Three years ago, Christine Wilford and Mary-Lyn Siderski had an idea. The pair, both moms, were tired of paying high retail prices for children’s items. Then they heard about a children’s consignment event in Boston, and went to check it out.
“We’re both big bargain hunters,” said Wilford, who admits she loves shopping for her kids. “We took a drive and participated.”
And that’s how they got the bug.
“We saw a need for something like this here,” Wilford said. So she and Siderski decided to create their own children’s consignment shops every fall and spring. The intent is to help families buy seasonal necessities.
The first consignment event was in August of 2010 at imPossible Dreams on Centerville Road in Warwick. The event was so big they quickly had a to find a new venue that would house all of the people and merchandise they brought in.
This weekend, the pair will host their fifth sale, and they’ll be setting up shop in the former Linens N Things at 1350 Bald Hill Road.
“It’s gotten so popular,” said Wilford.
Wilford and Siderski call themselves Rhode Island Kids Consignment, and this weekend they’ll have 266 people consign what Wilford estimates is $200,000 worth of goods. The sale – for babies through teenagers – includes clothing, beds, furniture, toys, gaming systems, bicycles and more. Wilford said the clothing is mainly comprised of brand-name items.
“In today’s economy, with many families cutting back on spending, this is an excellent way to stretch a budget while also helping other families in our community earn a little money,” said Siderski in a statement.
Consigners signed up online through the Rhode Island Kids Consignment website and entered their items and their own prices.
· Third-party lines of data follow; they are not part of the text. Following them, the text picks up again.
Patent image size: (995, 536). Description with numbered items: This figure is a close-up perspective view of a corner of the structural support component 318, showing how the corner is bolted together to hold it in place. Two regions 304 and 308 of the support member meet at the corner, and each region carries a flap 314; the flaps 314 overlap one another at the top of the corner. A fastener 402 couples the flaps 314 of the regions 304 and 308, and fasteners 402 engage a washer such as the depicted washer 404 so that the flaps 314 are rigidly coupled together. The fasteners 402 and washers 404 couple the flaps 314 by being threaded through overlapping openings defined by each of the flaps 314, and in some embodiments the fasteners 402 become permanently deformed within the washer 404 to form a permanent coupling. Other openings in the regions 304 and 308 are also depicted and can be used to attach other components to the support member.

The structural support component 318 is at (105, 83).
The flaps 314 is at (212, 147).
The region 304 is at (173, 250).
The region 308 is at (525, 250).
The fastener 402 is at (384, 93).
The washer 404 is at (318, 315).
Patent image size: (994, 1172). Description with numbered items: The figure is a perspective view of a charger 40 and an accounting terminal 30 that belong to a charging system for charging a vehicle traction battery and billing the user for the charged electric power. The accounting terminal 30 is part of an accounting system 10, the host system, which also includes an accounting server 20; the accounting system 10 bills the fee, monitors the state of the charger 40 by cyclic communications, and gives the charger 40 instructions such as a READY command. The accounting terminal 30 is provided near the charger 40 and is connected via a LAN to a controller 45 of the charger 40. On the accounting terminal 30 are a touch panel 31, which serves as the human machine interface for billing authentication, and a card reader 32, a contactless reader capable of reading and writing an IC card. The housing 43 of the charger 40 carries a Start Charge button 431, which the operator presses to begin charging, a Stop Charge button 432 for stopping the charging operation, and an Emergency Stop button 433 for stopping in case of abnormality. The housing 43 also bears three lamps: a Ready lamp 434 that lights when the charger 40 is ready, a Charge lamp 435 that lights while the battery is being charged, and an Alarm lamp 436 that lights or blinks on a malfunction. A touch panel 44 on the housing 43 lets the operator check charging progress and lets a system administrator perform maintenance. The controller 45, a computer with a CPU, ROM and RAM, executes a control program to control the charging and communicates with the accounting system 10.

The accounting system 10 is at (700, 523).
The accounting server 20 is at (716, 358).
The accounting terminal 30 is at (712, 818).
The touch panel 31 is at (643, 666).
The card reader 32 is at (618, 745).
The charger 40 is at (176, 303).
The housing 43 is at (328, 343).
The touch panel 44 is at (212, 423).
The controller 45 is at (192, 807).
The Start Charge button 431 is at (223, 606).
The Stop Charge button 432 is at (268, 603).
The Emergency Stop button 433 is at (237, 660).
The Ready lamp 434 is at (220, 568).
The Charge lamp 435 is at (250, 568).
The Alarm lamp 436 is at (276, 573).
There is a $10 fee to register to consign. Consigners receive at least 60 percent of the sale but receive a higher percentage if they volunteer at the event.
“It’s a way for moms to get a larger return,” said Wilford. Wilford said Rhode Island Kids Consignment can afford to give their consigners a larger cut because they don’t have the same overhead as other consignment shops.
The cost of the venue, the rental of tables, racks and display shelves and event insurance rounds out to roughly $10,000, said Wilford. She is hoping that this weekend, for the first time, she and Siderski can take home some of the profit.
“We are a registered business,” she said.
Rhode Island Kids Consignment hosts two sales a year, and plans for them three to four months in advance. The week leading up to the big sale is crunch time, as Wilford, Siderski and their staff of volunteers rush to set up the venue and inspect all of the goods for quality.
Consigners dropped off items earlier this week, and the store will open for a presale to consigners and VIPs on Thursday evening. The store will be open to the general public on Friday from 9 a.m. to 7 p.m., Saturday from 9 a.m. to 4 p.m. and Sunday from 9 a.m. to 1:30 p.m. On Sunday, some items will be included in a half price sale. Visa and Mastercard are accepted.
Wilford, a mother of four, said the sale is a great way for people to save money on items for their children.
“It’s exciting to see the sale grow year to year – a real testament to the need for money-saving options for families,” said Siderski.
In the past, the sales have also proven to be a lucrative venture for consigners, who have reported profits of $1,000.
Any items that are not sold will be donated to the Rhode Island Foster Parents Association at the Discretion of the consigners.